Из-под стола торчали ноги в худых и стоптанных башмаках: там спал "мальчик", очередь которого выпала на сегодняшнюю ночь.

В "печатной" было тоже темно. Машинист дремал, полулежа на подоконнике, а "накладчик", грязный, испачканный типографской краскою, валялся на полу, около машины.

Только в маленькой комнатке без окон, рядом с "печатной", не спали: здесь сидели на полу два здоровенных чумазых молодца -- "вертельщики" и играли в засаленные, истрепанные карты, выжидая, когда сердитый спросонья машинист крикнет громко: "к машине!"

Редакция "Н-ского Вестника" состояла из небольшой в два окна комнаты, сплошь заваленной разным бумажным хламом. На одном столе, где занимался секретарь, казалось, никогда никто не убирал, зато на другом, предназначенном для внезапных визитов редактора-издателя, был образцовый порядок. На полу валялись изрезанные и смятые газеты, клочки бумаг, обрывки бандеролей.

Комната освещалась большой бельгийской лампой, стоявшей на секретарском столе. Здесь было тихо, только большие стенные часы медленно и солидно стукали массивным маятником, отбивая долгие секунды.

Секретарь редакции дремал, положив голову на руки, за столом. Перед секретарем стояла недопитая бутылка пива.

Вот он приподнял с рук голову и уставился взором в пространство; потом посмотрел на карманные часы и склонился...

Стенные часы зашипели, а спустя несколько мгновений, мирный сон окружающего был нарушен их громким, отчетливым боем. Медленно, медленно раздавались эти удары и гулко разносились по сонной типографии.
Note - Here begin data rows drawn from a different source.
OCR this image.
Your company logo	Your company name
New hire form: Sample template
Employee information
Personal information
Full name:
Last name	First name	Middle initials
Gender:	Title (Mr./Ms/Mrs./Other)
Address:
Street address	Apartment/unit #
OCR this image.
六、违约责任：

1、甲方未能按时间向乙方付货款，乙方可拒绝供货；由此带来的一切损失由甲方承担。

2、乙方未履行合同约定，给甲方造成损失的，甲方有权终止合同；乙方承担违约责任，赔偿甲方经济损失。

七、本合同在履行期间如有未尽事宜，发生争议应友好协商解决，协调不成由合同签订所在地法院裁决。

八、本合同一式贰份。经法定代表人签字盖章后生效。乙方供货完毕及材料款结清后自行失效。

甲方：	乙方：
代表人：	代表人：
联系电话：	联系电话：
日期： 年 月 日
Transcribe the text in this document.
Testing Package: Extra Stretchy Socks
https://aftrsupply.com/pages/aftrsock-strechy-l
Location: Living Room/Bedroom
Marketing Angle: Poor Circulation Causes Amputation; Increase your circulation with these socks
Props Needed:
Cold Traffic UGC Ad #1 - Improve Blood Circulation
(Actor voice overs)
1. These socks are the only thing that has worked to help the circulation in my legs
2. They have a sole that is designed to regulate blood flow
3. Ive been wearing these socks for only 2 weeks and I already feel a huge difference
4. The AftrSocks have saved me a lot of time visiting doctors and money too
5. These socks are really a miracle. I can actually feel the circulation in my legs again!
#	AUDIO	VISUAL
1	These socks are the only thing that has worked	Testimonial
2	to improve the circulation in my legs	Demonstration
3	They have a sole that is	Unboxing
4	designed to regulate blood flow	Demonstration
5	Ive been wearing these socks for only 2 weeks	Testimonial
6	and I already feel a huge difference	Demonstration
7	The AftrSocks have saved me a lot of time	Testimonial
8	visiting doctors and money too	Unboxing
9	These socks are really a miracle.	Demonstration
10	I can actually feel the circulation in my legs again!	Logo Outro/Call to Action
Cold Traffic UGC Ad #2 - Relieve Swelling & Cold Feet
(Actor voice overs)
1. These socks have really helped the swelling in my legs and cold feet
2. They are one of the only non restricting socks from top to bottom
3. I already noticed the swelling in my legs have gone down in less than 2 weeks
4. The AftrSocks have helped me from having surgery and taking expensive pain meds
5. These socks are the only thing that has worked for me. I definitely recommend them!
Метранпаж вздрогнул при нервом ударе, открыл глаза, тупо посмотрел вокруг и снова ткнулся носом. Машинист зевнул и стал чесаться. Вертельщики перестали играть в "три листика" и стали молча считать удары.

Но пробил последний двенадцатый удар, его металлический отзвук долго носился под угрюмыми сводами типографии и замер в тишине ночи.

И опять воцарилась тишина.

Так прошел еще час.

Наконец завизжала на блоке задняя дверь, громко стукнула стеклами и раздался резкий детский голосок:

-- Цензура!

В типографию вошел мальчик лет двенадцати, проворный и смышленый. В руках его был черный портфель с цензурными оттисками.

Метранпаж моментально очнулся, соскочил со стола, встряхнулся, -- и сна как не бывало. Под столом зашевелились торчавшие ноги, и оттуда вылез мальчик, грязный и ободранный, с сонным, испачканным краскою личиком и с всклокоченной головой.

-- Цензу-у-ра!

-- Цензура! -- прокричали радостные голоса в разных углах.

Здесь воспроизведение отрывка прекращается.